When an employee claims an employer created a hostile work environment that resulted in a prohibited form of unlawful employment discrimination the employee must prove, among other things, that the employee suffered an adverse employment action. It is not enough that the employer was hostile towards the employee or that the employee found the workplace unpleasant. The employee must show the employer took some action that was adverse to the employee’s continued employment. (The standard is somewhat different in hostile work environment claims where the employee claims co-workers harassed the employee.)
Constructive discharge in hostile work environment claims in Texas
Sometimes, however, the employee decides to quit before the employer fires the employee. Here the employee claims that resignation resulted from the hostile work environment. The employee feels the workplace environment was so intolerable that a reasonable person would feel compelled to resign. The level of hostility in the workplace must be substantial to prevail on a constructive discharge case. The recent appeal decided by the Fifth Circuit Court of Appeals in Perret v. Nationwide Mutual Insurance Company shows the standard is high.

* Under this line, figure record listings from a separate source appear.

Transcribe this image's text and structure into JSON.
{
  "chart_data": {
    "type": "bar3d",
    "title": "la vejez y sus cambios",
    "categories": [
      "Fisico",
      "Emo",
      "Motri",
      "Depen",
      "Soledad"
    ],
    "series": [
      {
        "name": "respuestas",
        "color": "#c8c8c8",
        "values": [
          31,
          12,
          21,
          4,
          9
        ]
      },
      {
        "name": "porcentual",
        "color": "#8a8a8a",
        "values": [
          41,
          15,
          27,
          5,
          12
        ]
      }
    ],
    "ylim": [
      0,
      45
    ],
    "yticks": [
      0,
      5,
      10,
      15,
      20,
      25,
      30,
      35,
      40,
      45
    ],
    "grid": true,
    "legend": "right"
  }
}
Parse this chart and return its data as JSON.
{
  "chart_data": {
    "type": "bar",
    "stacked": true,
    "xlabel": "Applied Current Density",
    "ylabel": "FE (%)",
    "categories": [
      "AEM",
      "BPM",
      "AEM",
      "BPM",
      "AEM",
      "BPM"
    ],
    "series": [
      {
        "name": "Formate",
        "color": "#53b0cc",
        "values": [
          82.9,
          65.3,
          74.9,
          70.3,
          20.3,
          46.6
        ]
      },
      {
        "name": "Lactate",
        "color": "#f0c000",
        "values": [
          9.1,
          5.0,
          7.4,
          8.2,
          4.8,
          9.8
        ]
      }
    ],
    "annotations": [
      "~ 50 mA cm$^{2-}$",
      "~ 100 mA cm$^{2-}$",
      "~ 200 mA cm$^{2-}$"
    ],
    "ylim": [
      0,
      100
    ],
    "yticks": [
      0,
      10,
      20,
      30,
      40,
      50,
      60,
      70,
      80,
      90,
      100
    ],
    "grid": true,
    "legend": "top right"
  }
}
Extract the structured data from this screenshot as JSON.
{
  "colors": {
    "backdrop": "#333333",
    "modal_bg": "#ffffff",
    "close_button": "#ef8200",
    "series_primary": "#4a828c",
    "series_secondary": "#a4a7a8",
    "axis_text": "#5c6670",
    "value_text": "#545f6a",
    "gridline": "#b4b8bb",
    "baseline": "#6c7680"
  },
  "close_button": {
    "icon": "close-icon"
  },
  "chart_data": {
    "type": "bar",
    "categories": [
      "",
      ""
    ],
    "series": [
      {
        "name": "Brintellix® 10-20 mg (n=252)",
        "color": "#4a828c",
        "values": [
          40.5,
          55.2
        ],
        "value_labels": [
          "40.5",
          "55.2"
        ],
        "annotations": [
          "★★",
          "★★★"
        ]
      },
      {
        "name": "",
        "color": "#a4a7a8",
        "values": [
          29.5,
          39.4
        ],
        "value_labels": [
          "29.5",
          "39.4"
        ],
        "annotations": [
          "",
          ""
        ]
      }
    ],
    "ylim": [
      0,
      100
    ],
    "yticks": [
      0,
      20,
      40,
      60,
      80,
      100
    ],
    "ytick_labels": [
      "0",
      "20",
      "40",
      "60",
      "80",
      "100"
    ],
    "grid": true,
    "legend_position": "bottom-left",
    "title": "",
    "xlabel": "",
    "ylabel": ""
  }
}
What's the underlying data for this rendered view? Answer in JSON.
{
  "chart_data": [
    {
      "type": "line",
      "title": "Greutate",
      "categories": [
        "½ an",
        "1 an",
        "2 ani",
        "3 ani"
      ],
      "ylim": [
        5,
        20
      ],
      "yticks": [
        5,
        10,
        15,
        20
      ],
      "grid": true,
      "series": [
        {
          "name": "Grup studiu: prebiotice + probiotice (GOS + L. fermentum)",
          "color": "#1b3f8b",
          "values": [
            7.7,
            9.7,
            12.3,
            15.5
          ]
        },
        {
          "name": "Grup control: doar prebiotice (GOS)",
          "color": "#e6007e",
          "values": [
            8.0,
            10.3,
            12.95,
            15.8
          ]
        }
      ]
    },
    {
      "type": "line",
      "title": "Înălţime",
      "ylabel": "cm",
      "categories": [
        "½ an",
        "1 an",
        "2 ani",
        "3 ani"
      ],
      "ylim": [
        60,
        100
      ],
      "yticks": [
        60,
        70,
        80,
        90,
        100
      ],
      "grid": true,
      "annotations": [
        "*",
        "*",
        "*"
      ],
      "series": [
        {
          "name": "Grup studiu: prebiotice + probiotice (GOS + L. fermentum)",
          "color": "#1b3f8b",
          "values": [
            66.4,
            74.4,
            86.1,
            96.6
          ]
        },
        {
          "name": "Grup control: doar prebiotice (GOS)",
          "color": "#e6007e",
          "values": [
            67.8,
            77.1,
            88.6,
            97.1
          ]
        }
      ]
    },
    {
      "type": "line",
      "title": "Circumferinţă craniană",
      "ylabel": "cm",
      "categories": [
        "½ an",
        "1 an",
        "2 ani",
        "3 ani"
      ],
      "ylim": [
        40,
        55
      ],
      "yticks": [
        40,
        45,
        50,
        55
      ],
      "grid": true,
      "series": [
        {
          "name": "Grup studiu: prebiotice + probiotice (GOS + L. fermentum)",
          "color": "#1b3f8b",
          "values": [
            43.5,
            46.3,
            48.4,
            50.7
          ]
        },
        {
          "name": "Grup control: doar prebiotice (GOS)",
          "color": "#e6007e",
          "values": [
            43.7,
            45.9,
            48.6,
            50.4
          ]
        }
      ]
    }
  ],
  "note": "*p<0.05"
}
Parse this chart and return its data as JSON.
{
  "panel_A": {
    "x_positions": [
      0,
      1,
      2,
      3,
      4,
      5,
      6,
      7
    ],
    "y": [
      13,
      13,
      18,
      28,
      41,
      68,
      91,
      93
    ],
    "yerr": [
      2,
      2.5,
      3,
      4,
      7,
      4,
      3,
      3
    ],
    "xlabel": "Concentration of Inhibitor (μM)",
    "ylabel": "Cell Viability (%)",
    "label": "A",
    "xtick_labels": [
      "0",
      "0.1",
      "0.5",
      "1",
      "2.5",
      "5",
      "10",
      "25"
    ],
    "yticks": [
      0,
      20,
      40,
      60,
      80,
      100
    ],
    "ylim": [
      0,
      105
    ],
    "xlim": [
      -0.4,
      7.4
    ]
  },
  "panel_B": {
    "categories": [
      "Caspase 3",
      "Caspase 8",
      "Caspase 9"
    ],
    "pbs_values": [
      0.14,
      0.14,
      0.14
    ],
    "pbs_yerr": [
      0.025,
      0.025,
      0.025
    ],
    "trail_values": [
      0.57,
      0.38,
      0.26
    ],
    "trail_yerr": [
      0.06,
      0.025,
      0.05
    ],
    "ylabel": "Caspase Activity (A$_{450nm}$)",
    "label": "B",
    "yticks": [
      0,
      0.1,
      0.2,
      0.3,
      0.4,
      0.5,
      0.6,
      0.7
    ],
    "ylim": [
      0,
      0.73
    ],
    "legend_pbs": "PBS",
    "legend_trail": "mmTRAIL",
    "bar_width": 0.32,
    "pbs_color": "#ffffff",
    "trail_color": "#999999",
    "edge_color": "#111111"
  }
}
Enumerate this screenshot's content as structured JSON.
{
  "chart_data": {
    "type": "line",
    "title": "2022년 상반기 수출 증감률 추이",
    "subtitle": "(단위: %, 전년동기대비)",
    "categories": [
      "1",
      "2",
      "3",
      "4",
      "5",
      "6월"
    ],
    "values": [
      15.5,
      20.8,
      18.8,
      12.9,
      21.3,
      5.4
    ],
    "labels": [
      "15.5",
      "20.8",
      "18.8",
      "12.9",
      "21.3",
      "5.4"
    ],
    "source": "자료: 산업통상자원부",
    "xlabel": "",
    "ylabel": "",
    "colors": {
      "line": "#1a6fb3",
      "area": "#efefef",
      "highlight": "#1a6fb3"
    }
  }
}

In Perret, the plaintiffs alleged the employer engaged in unlawful employment discrimination by creating a hostile work environment when their supervisor placed them on a progressive disciplinary plan. (One plaintiff alleged placement on the corrective action plan was on the basis of age, the other on the basis of age and race.) As a result of placement on the corrective action plan the two employees resigned. At trial the jury sided with the plaintiffs and held that the supervisor’s conduct was unlawfully motivated. Therefore, their resignations were constructive discharges. The appellate court; however, felt differently. The appellate court looked at previous decisions to identify several employer acts that could form the basis of a constructive discharge.
Employer acts that form the basis of a constructive discharge claim
These actions include:
1. demotion;
2. reduction in salary;
3. reduction in job responsibilities;
4. reassignment to menial or degrading work;
5. badgering, harassment, or humiliation by the employer calculated to encourage the employee’s resignation;
6. offers of early retirement that would make the employee worse off (whether accepted or not); or
7. the employer gives an ultimatum to quit or be fired.
Not finding corrective action to be among those factors, the appellate court overturned the verdict and handed the employer a victory. The court said it just wasn’t bad enough. So if corrective action isn’t serious enough then that leaves some room for supervisors to find ways to use their position to discriminate on an unlawful basis without incurring serious risk to themselves or the employer. In the eyes of the Fifth Circuit, the employee has to be on the tipping point of losing his or her job.
Keep in mind that this is a different–and much higher–standard from hostile work environment claims that involve a supervisor (or co-worker). In these other situations the employee does not have to show one of these specific acts to prevail on constructive discharge. Instead, the employee must show the situation was so severe or so pervasive that it affects your job performance or otherwise destroys the working conditions. If that is the case then the employee’s resignation is treated as though the employer intentionally fired the employee.
Different standards for hostile work environment in Texas
The key difference is whether the supervisor used management authority to engage in the unlawful harassment of the employee. In Perret, the supervisor used his power to place employees on disciplinary action. The appellate court looked for a management-related actions (known as a “tangible employment action”) as the employer’s unlawful conduct. In contrast, a supervisor never has “sexual harassment” listed as an intended job duty of a management role. That kind of unlawful conduct can prove a constructive discharge on this lower standard.